Recurrence Metrics and Time Varying Light Cones

TL;DR

This paper constructs new metrics in General Relativity where light cones flip periodically, enabling solutions that exhibit recurrence and velocity reversions, extending previous no-go theorems to new spacetime geometries.

Contribution

It introduces novel metrics with periodic light cone flips, demonstrating recurrence in General Relativity beyond expanding universe models.

Findings

Light cones flip periodically between past and future.

Geodesics show periodic velocity reversions.

Matter tensors exhibit unusual periodic variations.

Abstract

It is shown by explicit construction of new metrics, that General Relativity can solve the exact Poinc$\acute{a}$re recurrence problem.
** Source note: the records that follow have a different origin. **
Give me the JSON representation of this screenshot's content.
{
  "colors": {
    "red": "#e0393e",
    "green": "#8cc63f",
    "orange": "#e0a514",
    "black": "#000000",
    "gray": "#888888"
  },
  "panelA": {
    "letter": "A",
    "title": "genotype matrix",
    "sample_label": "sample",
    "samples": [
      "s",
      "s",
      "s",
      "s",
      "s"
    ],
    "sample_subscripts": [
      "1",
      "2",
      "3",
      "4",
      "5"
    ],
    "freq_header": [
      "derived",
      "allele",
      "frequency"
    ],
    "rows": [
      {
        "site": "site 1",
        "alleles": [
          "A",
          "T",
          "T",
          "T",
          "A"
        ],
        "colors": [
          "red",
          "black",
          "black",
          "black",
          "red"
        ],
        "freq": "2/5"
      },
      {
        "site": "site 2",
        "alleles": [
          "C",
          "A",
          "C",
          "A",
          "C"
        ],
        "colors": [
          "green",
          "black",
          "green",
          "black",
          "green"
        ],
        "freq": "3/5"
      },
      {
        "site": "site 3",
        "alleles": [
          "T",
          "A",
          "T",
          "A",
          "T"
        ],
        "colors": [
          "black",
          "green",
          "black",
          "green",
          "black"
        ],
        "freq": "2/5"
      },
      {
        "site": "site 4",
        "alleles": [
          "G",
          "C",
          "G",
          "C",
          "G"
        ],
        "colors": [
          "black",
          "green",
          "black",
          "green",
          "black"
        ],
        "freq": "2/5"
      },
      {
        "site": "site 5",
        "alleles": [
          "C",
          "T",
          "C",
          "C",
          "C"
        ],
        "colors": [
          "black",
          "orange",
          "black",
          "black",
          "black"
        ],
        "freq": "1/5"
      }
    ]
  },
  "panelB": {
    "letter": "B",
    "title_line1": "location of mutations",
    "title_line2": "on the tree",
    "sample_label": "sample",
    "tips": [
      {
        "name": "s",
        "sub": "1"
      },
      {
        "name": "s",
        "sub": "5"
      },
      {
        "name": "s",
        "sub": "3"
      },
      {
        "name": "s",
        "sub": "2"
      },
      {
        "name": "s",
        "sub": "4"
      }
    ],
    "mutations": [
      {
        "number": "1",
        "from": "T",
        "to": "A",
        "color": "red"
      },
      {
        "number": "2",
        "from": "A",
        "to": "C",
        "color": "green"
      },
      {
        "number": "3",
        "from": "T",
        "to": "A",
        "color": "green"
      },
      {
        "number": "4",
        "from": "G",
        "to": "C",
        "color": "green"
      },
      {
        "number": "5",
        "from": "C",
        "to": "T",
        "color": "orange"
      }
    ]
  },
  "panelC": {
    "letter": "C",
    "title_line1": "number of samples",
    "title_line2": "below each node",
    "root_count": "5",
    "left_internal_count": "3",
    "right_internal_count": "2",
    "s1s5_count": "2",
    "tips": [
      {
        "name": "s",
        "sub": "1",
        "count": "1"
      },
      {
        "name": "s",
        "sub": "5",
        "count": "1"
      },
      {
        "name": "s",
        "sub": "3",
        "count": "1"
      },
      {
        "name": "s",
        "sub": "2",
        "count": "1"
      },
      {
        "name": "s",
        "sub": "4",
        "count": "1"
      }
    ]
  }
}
In these solutions, the light cone, flips periodically between past and future, due to a periodically alternating arrow of the proper time. The geodesics in these universes show periodic Loschmidt's velocity reversion $v \to -v$, at critical points, which leads to recurrence. However, the matter tensors of some of these solutions exhibit unusual properties - such as, periodic variations in density and pressure. While this is to be expected in periodic models, the physical basis for such a variation is not clear. Present paper therefore can be regarded as an extension of Tipler's "no go theorem for recurrence in an expanding universe", to other space-time geometries.